Friday, June 12, 2009


I'm sitting in my office this noon hour with a storm raging about me. Not a figurative storm, but a literal storm. The tornado sirens sounded about 10 minutes ago, ran for five minutes then quit. The Weather Service has issued a tornado warning. A funnel cloud--no, perhaps two funnel clouds were spotted within striking distance of us. One NE of Gentry and one SE of Gravette. That's probably the same storm. A rumor has it that one is also near Cave Springs, about 6 miles south of us. The wind is fierce, sky dark, rain heavy, lightning and thunder in close communication, and all who are in the office worried. Traffic has supposedly stopped on the state highway a mile and a half south of us.

I just went on walkabout throughout the building, and although radar says we are now in the worst of it, the sky has lightened. We'll see.

Last week we attended the ordination service of the Southwest Oklahoma District of our denomination. This is, I think, the fourth ordination service I attended but the first one where I went for a purpose other than as a delegate. Our son-in-law, Richard L. Schneberger, was ordained. The way we do it is a minister is licensed once he or she has passed a course of study and been examined by a District Credentials board. This makes him/her legal with the State, and able to perform marriages. For ordination, we require a minimum of 2 years of active pastoral ministry or 4 years as a minister on staff--plus another examination by the credentials board.

Richard made it. He has been pastor of the church for the last year [there goes the tornado siren again], was a fill-in pastor for several months a couple of years ago, and was in staff ministries a couple of years. It all added up to enough; the Credentials dudes thought he was qualified; and he was ordained.

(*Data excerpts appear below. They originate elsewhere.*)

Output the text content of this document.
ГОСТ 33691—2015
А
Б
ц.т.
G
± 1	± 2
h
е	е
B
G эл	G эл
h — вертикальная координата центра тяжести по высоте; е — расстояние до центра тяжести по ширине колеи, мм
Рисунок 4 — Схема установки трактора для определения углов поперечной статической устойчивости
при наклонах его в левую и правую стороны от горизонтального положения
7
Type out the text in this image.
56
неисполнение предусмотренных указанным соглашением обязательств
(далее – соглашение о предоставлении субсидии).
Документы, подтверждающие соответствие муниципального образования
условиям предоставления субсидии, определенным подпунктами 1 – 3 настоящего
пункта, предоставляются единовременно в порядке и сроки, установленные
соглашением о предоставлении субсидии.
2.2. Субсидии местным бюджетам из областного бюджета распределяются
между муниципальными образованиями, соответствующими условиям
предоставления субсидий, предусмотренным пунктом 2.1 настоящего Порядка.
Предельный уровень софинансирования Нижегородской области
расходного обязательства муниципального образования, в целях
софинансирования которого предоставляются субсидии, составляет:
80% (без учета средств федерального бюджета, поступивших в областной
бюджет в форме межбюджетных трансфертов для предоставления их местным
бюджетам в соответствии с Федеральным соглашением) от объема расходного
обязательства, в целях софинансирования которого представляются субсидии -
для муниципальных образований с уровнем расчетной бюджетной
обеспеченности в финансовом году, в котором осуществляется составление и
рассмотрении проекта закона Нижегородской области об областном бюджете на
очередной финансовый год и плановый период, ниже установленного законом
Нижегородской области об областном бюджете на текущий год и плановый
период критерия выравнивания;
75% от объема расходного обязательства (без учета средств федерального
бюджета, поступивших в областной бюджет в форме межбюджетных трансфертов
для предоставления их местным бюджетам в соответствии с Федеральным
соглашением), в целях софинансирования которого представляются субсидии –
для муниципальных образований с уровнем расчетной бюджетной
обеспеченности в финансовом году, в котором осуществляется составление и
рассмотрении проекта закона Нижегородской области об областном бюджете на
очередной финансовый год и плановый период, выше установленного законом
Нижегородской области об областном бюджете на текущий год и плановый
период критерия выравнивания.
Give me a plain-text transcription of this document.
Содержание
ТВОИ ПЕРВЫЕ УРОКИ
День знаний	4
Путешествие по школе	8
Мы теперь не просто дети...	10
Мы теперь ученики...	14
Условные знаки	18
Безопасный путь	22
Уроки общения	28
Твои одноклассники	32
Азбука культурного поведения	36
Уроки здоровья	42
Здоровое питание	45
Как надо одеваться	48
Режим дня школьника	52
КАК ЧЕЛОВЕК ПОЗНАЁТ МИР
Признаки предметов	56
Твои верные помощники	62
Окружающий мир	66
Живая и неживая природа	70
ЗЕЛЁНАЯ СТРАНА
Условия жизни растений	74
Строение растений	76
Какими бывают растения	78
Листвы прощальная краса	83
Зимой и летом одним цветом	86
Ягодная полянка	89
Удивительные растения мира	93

The ceremony was not solemn by any means, but it was reverent and exciting at the same time. We, like most Protestant churches, do not consider ordination a sacrament, but perhaps we should. What is more sacred, or a more outward sign of an inner grace, than for the bishop (a.k.a. General Superintendent) to lay his hands on the new minister and read the minister's charge from the writings of Paul, then for a mentor to pray the prayer of ordination/dedication. To tell the ordinands to preach the word, minister to the sick and needy, administer the sacraments, and change the world. Truly this was an inspirational moment.

So go out there Rev. Richard and change the world. I am here in an inner room amid a fearsome storm, but you will be outside in an unstoppable storm that is leading to our Lord's coming again. Things are not going to get better, only worse. The difficulties under which you will work are enough to crush someone who is not truly called of God for that purpose. Find your own inner place to pray and be strengthened. Heed the advice of the scripture and those who are senior to you in the ministry. As an ordained Elder in the Church of the Nazarene, help us laymen to dedicate our lives to spreading the gospel of Jesus Christ.

The tornado warning in our area expires in one minute. The worst has passed us by. For you the storm continues. May God bring you, Sara, and Ephraim safely through the storm of ministry.


Gary said...

An even better milestone, this one is - even if only as a specially-interested observer. I've been to two ordinations; both candidates are missionaries, one in Japan and one on US college campuses. I don't know if these ceremonies qualify as sacraments but they are sacred... and stirring. Nice metaphor usage of your synchronous tornado warning signal, btw.

David A. Todd said...

Thanks, Gary. Yes, a true milestone.

Metaphor is my weakness as I write poetry. I keep trying, and sometimes come up with a good one, but most of the time I get stuck.